Although I am pleased to note that the Government have concurred on many of the issues that we have raised--that is largely why Report has taken so long--there are, as I said when we began our consideration, certain key points of principle that we wanted the Government to acknowledge and to put right. We feel that those principles continue to be fudged, which is undesirable for the legislation's success. My colleagues have dealt with those principles in our debates.
If a body as powerful as the FSA is to enjoy legal immunity, there will have to be, as Burns recommended, a clearly independent complaints procedure empowered to award recompense. The Government have come close to making such provision, but why will they not fully accept it?
The FSA's regulatory mandate should be to accept and to promote both domestic competition and international competitiveness. The Government have added their cumbersome machinery--including the Office of Fair Trading, the Competition Commission and the Treasury--but such an addition makes no sense unless the FSA is instructed up front that its regulatory activities are to be essentially pro-competition.
The FSA is a leviathan. It is the governor of a particularly large industry and is able to go forth without having to hold elections on its actions. It is surely right that its starting mandate should be to be reasonable, fair, open, accountable and proportionate. The Minister said that that is what the Bill says, but it does not--although the Opposition tried on several occasions to get it in there.

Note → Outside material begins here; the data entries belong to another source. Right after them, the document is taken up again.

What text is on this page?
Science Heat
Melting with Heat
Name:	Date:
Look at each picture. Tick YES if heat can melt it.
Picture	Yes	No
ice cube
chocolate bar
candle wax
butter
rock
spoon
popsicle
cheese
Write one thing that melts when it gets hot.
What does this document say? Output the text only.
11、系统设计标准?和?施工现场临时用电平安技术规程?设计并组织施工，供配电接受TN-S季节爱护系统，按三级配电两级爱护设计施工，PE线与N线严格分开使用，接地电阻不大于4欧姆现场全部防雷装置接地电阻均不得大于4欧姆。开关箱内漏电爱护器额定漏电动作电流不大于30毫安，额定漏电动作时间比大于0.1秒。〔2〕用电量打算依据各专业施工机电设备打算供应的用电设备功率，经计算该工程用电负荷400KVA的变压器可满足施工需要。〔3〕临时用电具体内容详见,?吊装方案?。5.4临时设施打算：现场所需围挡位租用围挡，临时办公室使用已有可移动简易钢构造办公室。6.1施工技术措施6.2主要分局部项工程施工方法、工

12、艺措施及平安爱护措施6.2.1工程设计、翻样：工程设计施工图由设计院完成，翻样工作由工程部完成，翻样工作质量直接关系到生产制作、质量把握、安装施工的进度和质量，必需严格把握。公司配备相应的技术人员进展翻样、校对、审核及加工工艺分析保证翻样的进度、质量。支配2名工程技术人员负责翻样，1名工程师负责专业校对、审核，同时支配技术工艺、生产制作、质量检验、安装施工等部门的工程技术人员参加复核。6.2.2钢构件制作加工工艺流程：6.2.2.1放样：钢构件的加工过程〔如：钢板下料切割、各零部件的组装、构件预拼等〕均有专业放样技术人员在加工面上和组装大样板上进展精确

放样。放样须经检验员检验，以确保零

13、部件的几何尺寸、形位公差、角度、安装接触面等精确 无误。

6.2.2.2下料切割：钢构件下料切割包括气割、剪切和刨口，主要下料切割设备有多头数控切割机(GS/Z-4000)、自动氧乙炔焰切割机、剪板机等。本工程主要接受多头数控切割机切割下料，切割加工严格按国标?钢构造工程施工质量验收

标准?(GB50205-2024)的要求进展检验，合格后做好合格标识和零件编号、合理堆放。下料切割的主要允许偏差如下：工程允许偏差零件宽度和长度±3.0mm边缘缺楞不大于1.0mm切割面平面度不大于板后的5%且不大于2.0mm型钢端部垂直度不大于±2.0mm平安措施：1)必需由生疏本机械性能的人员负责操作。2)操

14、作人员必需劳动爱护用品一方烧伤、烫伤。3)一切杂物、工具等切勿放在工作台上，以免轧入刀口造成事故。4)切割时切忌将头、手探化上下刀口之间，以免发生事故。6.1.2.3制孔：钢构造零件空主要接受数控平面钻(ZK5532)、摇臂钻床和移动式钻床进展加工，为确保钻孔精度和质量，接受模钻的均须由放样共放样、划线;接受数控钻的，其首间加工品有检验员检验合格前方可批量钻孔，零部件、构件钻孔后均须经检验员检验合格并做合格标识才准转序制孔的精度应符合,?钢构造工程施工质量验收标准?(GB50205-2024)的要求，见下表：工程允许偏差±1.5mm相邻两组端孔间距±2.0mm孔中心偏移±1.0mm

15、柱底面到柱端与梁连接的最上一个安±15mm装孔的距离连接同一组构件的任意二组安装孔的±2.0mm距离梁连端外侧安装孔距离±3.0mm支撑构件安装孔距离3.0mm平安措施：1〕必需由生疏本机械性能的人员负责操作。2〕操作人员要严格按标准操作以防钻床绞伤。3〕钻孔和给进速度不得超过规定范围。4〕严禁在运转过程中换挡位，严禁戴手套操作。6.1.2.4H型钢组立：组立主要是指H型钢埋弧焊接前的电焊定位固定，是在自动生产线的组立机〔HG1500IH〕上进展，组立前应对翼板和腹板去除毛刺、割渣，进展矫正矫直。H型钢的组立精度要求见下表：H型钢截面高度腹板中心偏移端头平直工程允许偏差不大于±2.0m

A body as large as the FSA surely should be subject to periodic independent reviews of its operation, efficiency, cost and cost-effectiveness.
On the chief executive, we have agreed with the Government that we should let Howard Davies sort out the issues. Thereafter, however, it must be right to follow the private sector's precedent of good practice by having a non-executive chairman and giving the non-executive board responsibilities analogous to those performed in the private sector.
It must be wrong to have a situation in which United Kingdom firms are damaged in their overseas business by attempted United Kingdom regulation. It must be completely wrong to pass legislation that the Government themselves have essentially accepted will damage our e-commerce.
Miss Melanie Johnson:
It is my great privilege to bring to a close the House's very extensive consideration of this necessarily very extensive Bill.
My right hon. Friend the Chief Secretary to the Treasury has already paid generous tribute to the work of the great many people, inside and outside the House, who have contributed to this work. I strongly endorse that tribute, as does my hon. Friend the Financial Secretary to the Treasury. We should like also to endorse the work of our predecessors and of the Burns committee.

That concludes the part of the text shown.